Still no matter what, I seem to always find myself writing a review of something, at least in my head. And even when it's very, very difficult to do so. Most recent example: Jonathan Franzen's How To Be Alone.
It's one of the most challenging book I've ever read in my life. But my friends from Bachelor of English would probably breeze through it like a Porsche on a deserted highway.

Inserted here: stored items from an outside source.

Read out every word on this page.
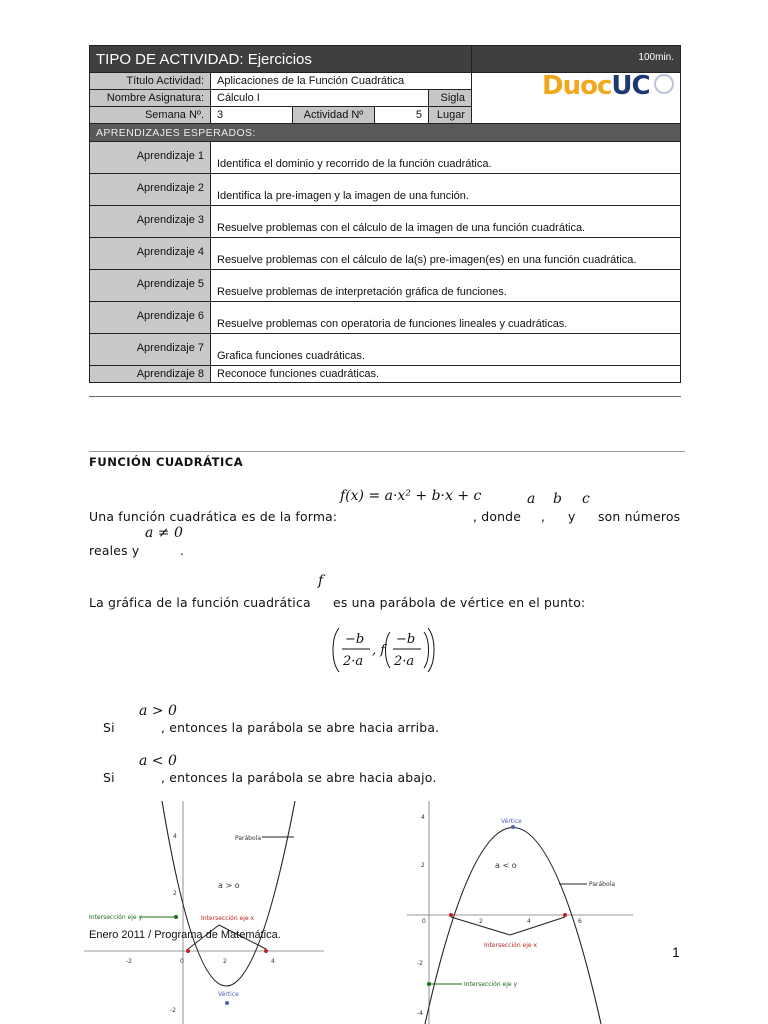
TIPO DE ACTIVIDAD: Ejercicios					100min.
Título Actividad:	Aplicaciones de la Función Cuadrática				DuocUC

Nombre Asignatura:	Cálculo I			Sigla	
Semana Nº.	3	Actividad Nº	5	Lugar	
APRENDIZAJES ESPERADOS:					
Aprendizaje 1	Identifica el dominio y recorrido de la función cuadrática.				
Aprendizaje 2	Identifica la pre-imagen y la imagen de una función.				
Aprendizaje 3	Resuelve problemas con el cálculo de la imagen de una función cuadrática.				
Aprendizaje 4	Resuelve problemas con el cálculo de la(s) pre-imagen(es) en una función cuadrática.				
Aprendizaje 5	Resuelve problemas de interpretación gráfica de funciones.				
Aprendizaje 6	Resuelve problemas con operatoria de funciones lineales y cuadráticas.				
Aprendizaje 7	Grafica funciones cuadráticas.				
Aprendizaje 8	Reconoce funciones cuadráticas.				
FUNCIÓN CUADRÁTICA
f(x) = a·x² + b·x + c	a b c
Una función cuadrática es de la forma:	, donde , y son números
a ≠ 0
reales y	.
f
La gráfica de la función cuadrática es una parábola de vértice en el punto:
−b
2·a
, f
−b
2·a
a > 0
Si	, entonces la parábola se abre hacia arriba.
a < 0
Si	, entonces la parábola se abre hacia abajo.
-2	0	2	4
4
2
-2
Parábola
a > o
Intersección eje y	Intersección eje x
Vértice
0	2	4	6
4
2
-2
-4
Vértice
a < o
Parábola
Intersección eje x
Intersección eje y
Enero 2011 / Programa de Matemática.
1
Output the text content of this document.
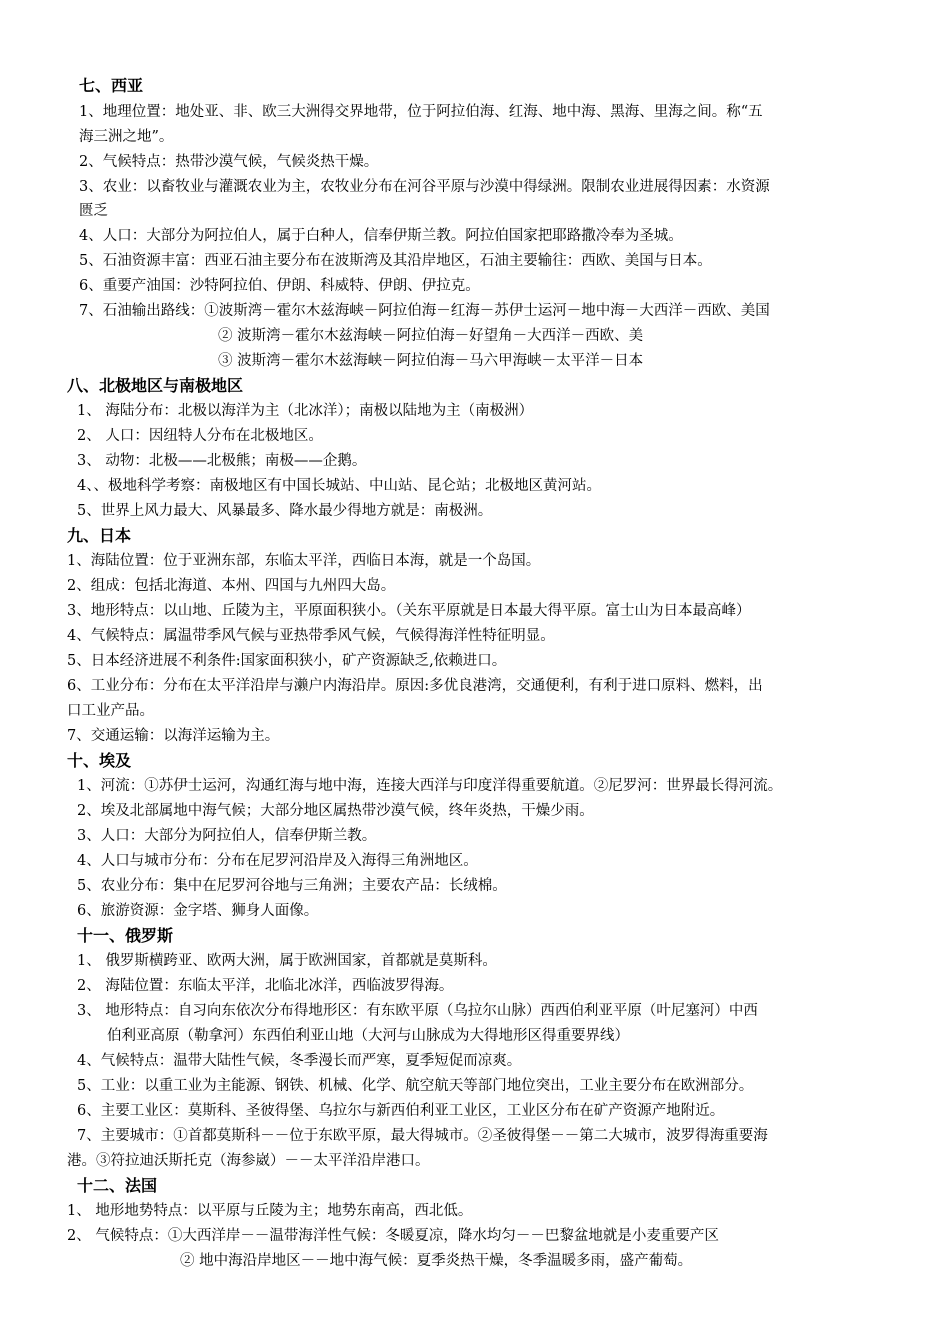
七、西亚
1、地理位置：地处亚、非、欧三大洲得交界地带，位于阿拉伯海、红海、地中海、黑海、里海之间。称“五
海三洲之地”。
2、气候特点：热带沙漠气候，气候炎热干燥。
3、农业：以畜牧业与灌溉农业为主，农牧业分布在河谷平原与沙漠中得绿洲。限制农业进展得因素：水资源
匮乏
4、人口：大部分为阿拉伯人，属于白种人，信奉伊斯兰教。阿拉伯国家把耶路撒冷奉为圣城。
5、石油资源丰富：西亚石油主要分布在波斯湾及其沿岸地区，石油主要输往：西欧、美国与日本。
6、重要产油国：沙特阿拉伯、伊朗、科威特、伊朗、伊拉克。
7、石油输出路线：①波斯湾－霍尔木兹海峡－阿拉伯海－红海－苏伊士运河－地中海－大西洋－西欧、美国
② 波斯湾－霍尔木兹海峡－阿拉伯海－好望角－大西洋－西欧、美
③ 波斯湾－霍尔木兹海峡－阿拉伯海－马六甲海峡－太平洋－日本
八、北极地区与南极地区
1、 海陆分布：北极以海洋为主（北冰洋）；南极以陆地为主（南极洲）
2、 人口：因纽特人分布在北极地区。
3、 动物：北极——北极熊；南极——企鹅。
4、、极地科学考察：南极地区有中国长城站、中山站、昆仑站；北极地区黄河站。
5、世界上风力最大、风暴最多、降水最少得地方就是：南极洲。
九、日本
1、海陆位置：位于亚洲东部，东临太平洋，西临日本海，就是一个岛国。
2、组成：包括北海道、本州、四国与九州四大岛。
3、地形特点：以山地、丘陵为主，平原面积狭小。（关东平原就是日本最大得平原。富士山为日本最高峰）
4、气候特点：属温带季风气候与亚热带季风气候，气候得海洋性特征明显。
5、日本经济进展不利条件:国家面积狭小，矿产资源缺乏,依赖进口。
6、工业分布：分布在太平洋沿岸与濑户内海沿岸。原因:多优良港湾，交通便利，有利于进口原料、燃料，出
口工业产品。
7、交通运输：以海洋运输为主。
十、埃及
1、河流：①苏伊士运河，沟通红海与地中海，连接大西洋与印度洋得重要航道。②尼罗河：世界最长得河流。
2、埃及北部属地中海气候；大部分地区属热带沙漠气候，终年炎热，干燥少雨。
3、人口：大部分为阿拉伯人，信奉伊斯兰教。
4、人口与城市分布：分布在尼罗河沿岸及入海得三角洲地区。
5、农业分布：集中在尼罗河谷地与三角洲；主要农产品：长绒棉。
6、旅游资源：金字塔、狮身人面像。
十一、俄罗斯
1、 俄罗斯横跨亚、欧两大洲，属于欧洲国家，首都就是莫斯科。
2、 海陆位置：东临太平洋，北临北冰洋，西临波罗得海。
3、 地形特点：自习向东依次分布得地形区：有东欧平原（乌拉尔山脉）西西伯利亚平原（叶尼塞河）中西
伯利亚高原（勒拿河）东西伯利亚山地（大河与山脉成为大得地形区得重要界线）
4、气候特点：温带大陆性气候，冬季漫长而严寒，夏季短促而凉爽。
5、工业：以重工业为主能源、钢铁、机械、化学、航空航天等部门地位突出，工业主要分布在欧洲部分。
6、主要工业区：莫斯科、圣彼得堡、乌拉尔与新西伯利亚工业区，工业区分布在矿产资源产地附近。
7、主要城市：①首都莫斯科－－位于东欧平原，最大得城市。②圣彼得堡－－第二大城市，波罗得海重要海
港。③符拉迪沃斯托克（海参崴）－－太平洋沿岸港口。
十二、法国
1、 地形地势特点：以平原与丘陵为主；地势东南高，西北低。
2、 气候特点：①大西洋岸－－温带海洋性气候：冬暖夏凉，降水均匀－－巴黎盆地就是小麦重要产区
② 地中海沿岸地区－－地中海气候：夏季炎热干燥，冬季温暖多雨，盛产葡萄。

I got to know Franzen through his third novel, The Corrections (another unsuccessful review, I've already written two drafts of it). I was fascinated by the book, which seems to discuss a lot of things gone awry in America today, while disguising itself as a "comedy" (Franzen's own word) about a Midwestern family weathering the changes in their lives. Some of the observations made in the book the include the dwindling of the marriage institution, 'hands-off' parenting (an interestingly apt description), the pervasion of technology (the new 'religion') and the influence of pharmaceutical giants in people's lives.
The Corrections was picked by Oprah Winfrey in 2001 for her Book Club selection (which only the BIGGEST book club in the world). That was actually a start of a controversy. Franzen later expressed his uneasiness at seeing the Oprah's Book Club logo on the cover of his book and he was disinvited from the Oprah's show. I didn't see what all this were about until I finished both The Corrections and How To Be Alone.
How To Be Alone is Franzen's collection of essays, which surprisingly covers many topics. He tackles topic like the postal service (Lost in the Mail), mental disease treatment (My Father's Brain, also a theme that appeared in The Corrections), maximum security prisons (Control Units) and the sex advice industry (Books In Bed) with his dry wit, imaginative trope and lots of big words (see this post).
The book itself is a mixed bag. There are parts that I enjoyed going through and there parts where I have little idea what Franzen is going on about. But one undeniable fact is the book reveals much of Franzen's soul. And despite the big, uncommon words he throws constantly at the readers, Franzen often makes interesting and poignant observations about the topic he covers.
Meet Me in St. Louis is probably the most personal essay in the book. In it Franzen recounts his brief experience as an 'Oprah author', before he got disinvited. He expresses his anxieties about several things include having to pose for a footage to be shown on Oprah and having to revisit his childhood home. It was an especially arduous emotional ordeal having to act and unearth long buried memories just for the camera.
And it slowly becomes clear to me why he didn't like being known as an Oprah author. The Corrections was intended to be a social commentary novel. Oprah, being the media and commercial force herself, is probably one of things Franzen confronts with The Corrections. I can understand how the the sight of Book Club logo would be unsettling for him. (It's on the cover of my copy.) At least that's my theory. Franzen wrote that shortly after his book was picked by Oprah there were people who came to him saying, "I like your book and I think it's wonderful that Oprah picked it," and, "I like your book and I'm so sorry Oprah picked it."
There's no spewed poison here, however. Instead of bashing Oprah or anybody, Franzen tells his side of the story in a "do you know what I mean?" kind of way but with a layered choice of words. And The Corrections is still in the Book Club's 2001 selection list.
As I've said, it wasn't an easy book. However, I really enjoyed the parts I understood. It's going back to the shelf for the moment as I wait for a suitable time to reread it. Or until I can get one of my Bachelor of English friends to read it and explain it to me.